Pond Deposit & Return Distribution
A percentage of all Pond deposits & returns are used for operative costs, purchasing $ACYC tokens then distributing them to holders, and rewarding Pond Contributors and Operators.
Last updated
A percentage of all Pond deposits & returns are used for operative costs, purchasing $ACYC tokens then distributing them to holders, and rewarding Pond Contributors and Operators.
Last updated
A % of all deposits into the protocol go to $ACYC token holders and operative costs, ensuring that regardless of individual Trader Pond performance, $ACYC benefits and the protocol remains functional. They also receive a % of returns from successful Pond, allowing them to benefit from the gains Operators make as well!
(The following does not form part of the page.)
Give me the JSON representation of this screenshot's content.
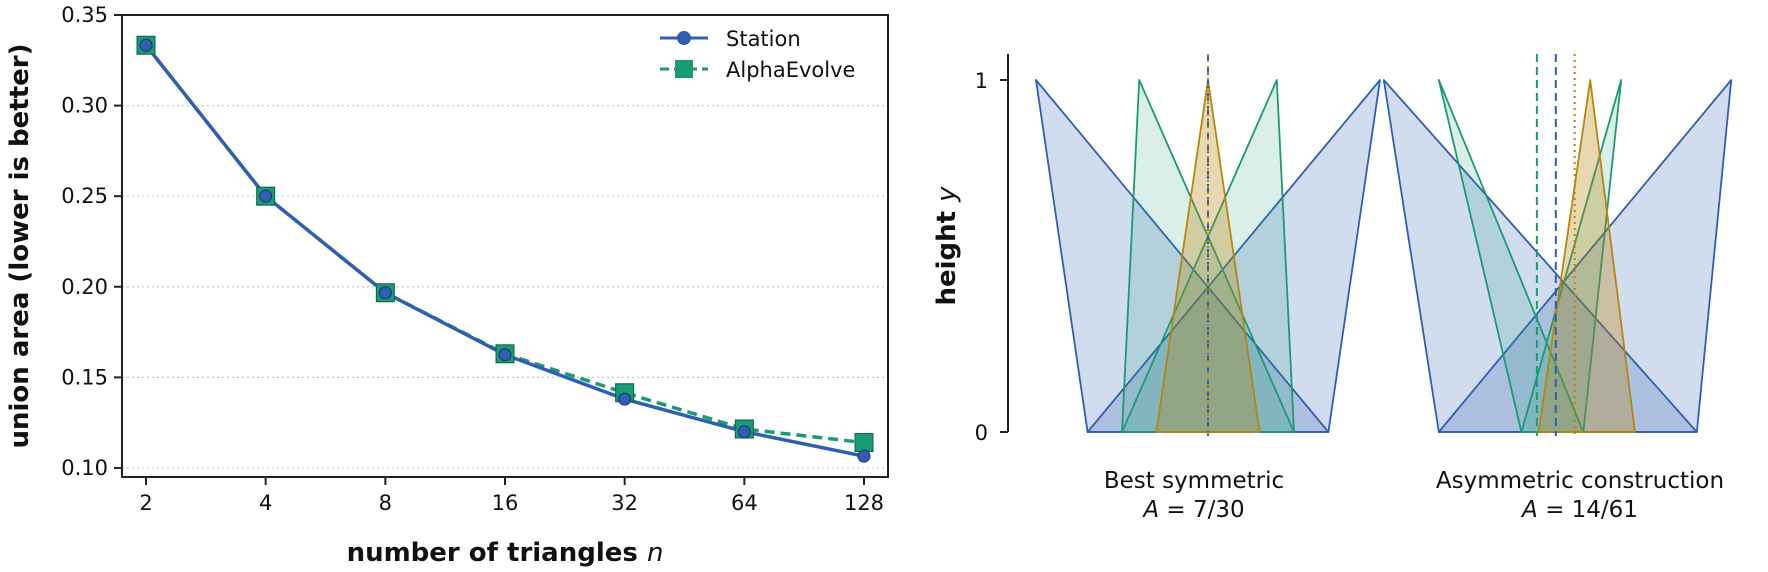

It is important to emphasize that the primary mechanism for manual reflections (return distribution) is via purchasing $ACYC tokens with profits on the open market.
The ACYC team uses a percentage of Pond deposits and returns to market-buy $ACYC tokens, adding buying pressure to $ACYC, and then manually reflects those tokens to all $ACYC holders (eventually just Stakers). This mechanism also allows the ACYC team to effectively maximize profit redistributions by timing those purchases for maximum yield and distribution.
Another % of deposits and returns are used for operative costs for the protocol, again ensuring sustainability regardless of individual Pond performance. Here is an example % breakdown for a Pond's flow of funds, (but in practice each pond could vary in its % structure).
3% goes to $ACYC buybacks/manual reflections
3% goes to operative costs for the protocol
The remaining 94% goes to the Trader Pond for the Operator to trade with.
Upon the successful closure of a Pond, the distributions are as follows:
44-69% of the profits, as well as the entire initial Contribution amount, goes to Pond Contributors
25-50% of only the profits goes to Pond Operators
3% of only the profits go to operative costs for the protocol
3% of only the profits goes to $ACYC buybacks/manual reflections.
Example 10e Pond:
A Pond Operator looks to raise 10e to start trading with, and has a goal of 2x ROI for the Pond.
(in later Phases, Contributors will be required to buy and stake a percentage of their contribution to the Pond as $ACYC)
10e is deposited to the Operator's Pond for trading by Contributors: 9.4e goes to the Operator's Pond for trading, .3e goes to Protocol Operative Costs, and .3e goes to buying back $ACYC and distributing it to all holders (eventually just Stakers)
The Pond Operator trades with the 9.4e, and reaches their target ROI of 2x (18.8e)
The Pond is liquidated/closed, 13.53e-15.89e goes to Pond Contributors, 2.35e-4.7e goes to the Pond Operator, .3e goes to buying back & reflecting $ACYC, & .3e goes to protocol operative costs
As the deposits and returns through the protocol increases, ACYC can perform frequent manual reflections; that would result in significant daily buying pressure on $ACYC and significant compounding reflections for holders.